Dave Patterson and Erin Preston, a father-daughter team of Certified Financial Planner® licensees, provide thoughts and suggestions on a broad collection of personal finance topics.  Information provided in this BLOG is intended to be of a general nature and may not be appropriate for all situations.  Readers should consult with their own financial advisors before relying on any information contained herein.

Thursday, September 9, 2010

Naming a Trust as Beneficiary of Your IRA

In December 2009 we wrote a blog titled “Don’t Overlook Beneficiary Designations”. We noted in that article that it if you are married and have established revocable living trusts, with your spouse as primary beneficiary, it may make sense to name your trust as a contingent beneficiary. Doing so may allow your spouse to disclaim (refuse) all or a part of the IRA distributions in order to “fund” your trust, should pre-decease your spouse. (Note: “Funding” a trust involves re-titling assets in the name of the trust and or designating the trust as a beneficiary of insurance policies or retirement accounts).

Revocable living trusts can be set up for many reasons, but commonly are used to avoid costly estate taxes.

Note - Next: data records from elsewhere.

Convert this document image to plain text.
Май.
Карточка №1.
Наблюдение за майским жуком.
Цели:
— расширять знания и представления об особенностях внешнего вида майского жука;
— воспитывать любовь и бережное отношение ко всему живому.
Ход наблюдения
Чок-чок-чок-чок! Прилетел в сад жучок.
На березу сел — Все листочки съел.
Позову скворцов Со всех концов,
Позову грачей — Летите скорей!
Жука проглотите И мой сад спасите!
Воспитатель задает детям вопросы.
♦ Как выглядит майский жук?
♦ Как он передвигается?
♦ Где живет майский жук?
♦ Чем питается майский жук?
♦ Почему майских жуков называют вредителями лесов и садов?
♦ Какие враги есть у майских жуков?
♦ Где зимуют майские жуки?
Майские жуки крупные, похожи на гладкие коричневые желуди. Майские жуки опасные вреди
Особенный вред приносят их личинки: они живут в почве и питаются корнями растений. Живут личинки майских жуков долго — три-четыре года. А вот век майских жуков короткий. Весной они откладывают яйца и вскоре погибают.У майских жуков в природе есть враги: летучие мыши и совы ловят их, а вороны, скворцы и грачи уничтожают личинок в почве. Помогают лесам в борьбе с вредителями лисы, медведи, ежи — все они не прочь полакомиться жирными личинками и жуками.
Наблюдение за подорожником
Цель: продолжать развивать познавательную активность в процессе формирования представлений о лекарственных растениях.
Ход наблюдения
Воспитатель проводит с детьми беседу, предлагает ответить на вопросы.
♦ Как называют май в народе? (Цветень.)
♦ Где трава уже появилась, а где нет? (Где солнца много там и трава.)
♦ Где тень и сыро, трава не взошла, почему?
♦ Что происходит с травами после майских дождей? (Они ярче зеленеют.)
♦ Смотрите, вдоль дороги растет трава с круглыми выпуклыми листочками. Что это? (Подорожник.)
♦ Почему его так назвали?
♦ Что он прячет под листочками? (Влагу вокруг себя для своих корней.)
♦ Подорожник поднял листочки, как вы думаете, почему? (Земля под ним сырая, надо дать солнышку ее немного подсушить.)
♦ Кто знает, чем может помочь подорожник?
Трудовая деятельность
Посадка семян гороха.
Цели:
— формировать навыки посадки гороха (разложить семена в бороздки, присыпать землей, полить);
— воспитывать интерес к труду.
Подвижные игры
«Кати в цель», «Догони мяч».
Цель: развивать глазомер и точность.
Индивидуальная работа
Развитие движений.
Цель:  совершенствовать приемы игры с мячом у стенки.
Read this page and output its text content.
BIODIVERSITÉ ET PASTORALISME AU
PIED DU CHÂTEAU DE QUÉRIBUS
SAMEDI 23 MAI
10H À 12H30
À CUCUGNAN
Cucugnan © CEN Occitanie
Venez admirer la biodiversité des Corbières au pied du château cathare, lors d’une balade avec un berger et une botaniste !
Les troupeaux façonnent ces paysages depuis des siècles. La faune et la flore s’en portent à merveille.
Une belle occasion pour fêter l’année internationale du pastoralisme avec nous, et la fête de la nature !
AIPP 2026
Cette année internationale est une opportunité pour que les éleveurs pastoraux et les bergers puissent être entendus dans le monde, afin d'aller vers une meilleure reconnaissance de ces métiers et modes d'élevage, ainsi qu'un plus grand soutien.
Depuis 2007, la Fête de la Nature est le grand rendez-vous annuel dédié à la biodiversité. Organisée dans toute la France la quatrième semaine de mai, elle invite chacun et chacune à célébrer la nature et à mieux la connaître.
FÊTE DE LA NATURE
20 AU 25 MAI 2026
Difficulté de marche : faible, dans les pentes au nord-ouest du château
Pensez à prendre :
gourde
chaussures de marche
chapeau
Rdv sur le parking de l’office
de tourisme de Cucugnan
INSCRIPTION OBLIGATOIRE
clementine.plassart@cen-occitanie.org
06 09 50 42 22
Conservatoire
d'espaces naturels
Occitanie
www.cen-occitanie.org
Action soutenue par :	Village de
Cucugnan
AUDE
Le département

At the present time (2010) there are no estate taxes, since Congress let the estate tax expire at the end of 2009. It is expected that Congress will enact a new estate tax by year-end. If not, estate tax law will revert back to a one million dollar exemption per person with the highest estate tax rate exceeding 50%. We can be quite sure, therefore, that there will be an estate tax in our immediate future.

With properly executed revocable trusts and proper titling of assets, a couple can protect two times the estate tax exemption from estate taxes. With a one million dollar exemption, that would mean a married couple could therefore shelter two million dollars from estate taxes. If, however, the majority of your assets are held in IRA accounts with your spouse as beneficiary, those assets would not be included in the trust. The trust might therefore not be fully funded, resulting in an estate tax liability.

By specifying the trust as a contingent beneficiary, the spouse can disclaim some or all of the IRA funds, if necessary, to fund the trust. While distributions from the IRA might be taxable at the trust’s higher tax rate, estate tax rates are typically much higher than income tax rates. Therefore, significant taxes may be saved by diverting some or all of the IRA to the trust. We highly recommend discussing the tax issues with a CPA prior to disclaiming any benefits.

If an estate tax liability is unlikely and you have children you want to be contingent beneficiaries, it is generally better to actually name them as contingent beneficiaries, even if they are the beneficiaries of the trust. Naming the children as contingent beneficiaries of the IRA will allow the IRA to be split into separate IRAs upon your death so that each child can take distributions over their individual life expectancy. Separate IRAs also provide more individual flexibility with respect to distributions for the children.

If the IRA is paid to the trust as contingent beneficiary, with your children beneficiaries of the trust and certain conditions are met, the distributions may be paid out over the life expectancy of the eldest child. If the trust does not meet those conditions, the IRA will have to be distributed within five years, thereby eliminating the ability to allow the IRA to continue to grow tax-free.

The tax rules involving retirement plans and trusts can be quite complex. We highly recommend you seek the professional advice of a CPA, tax attorney, estate planner or financial advisor, if you have any questions.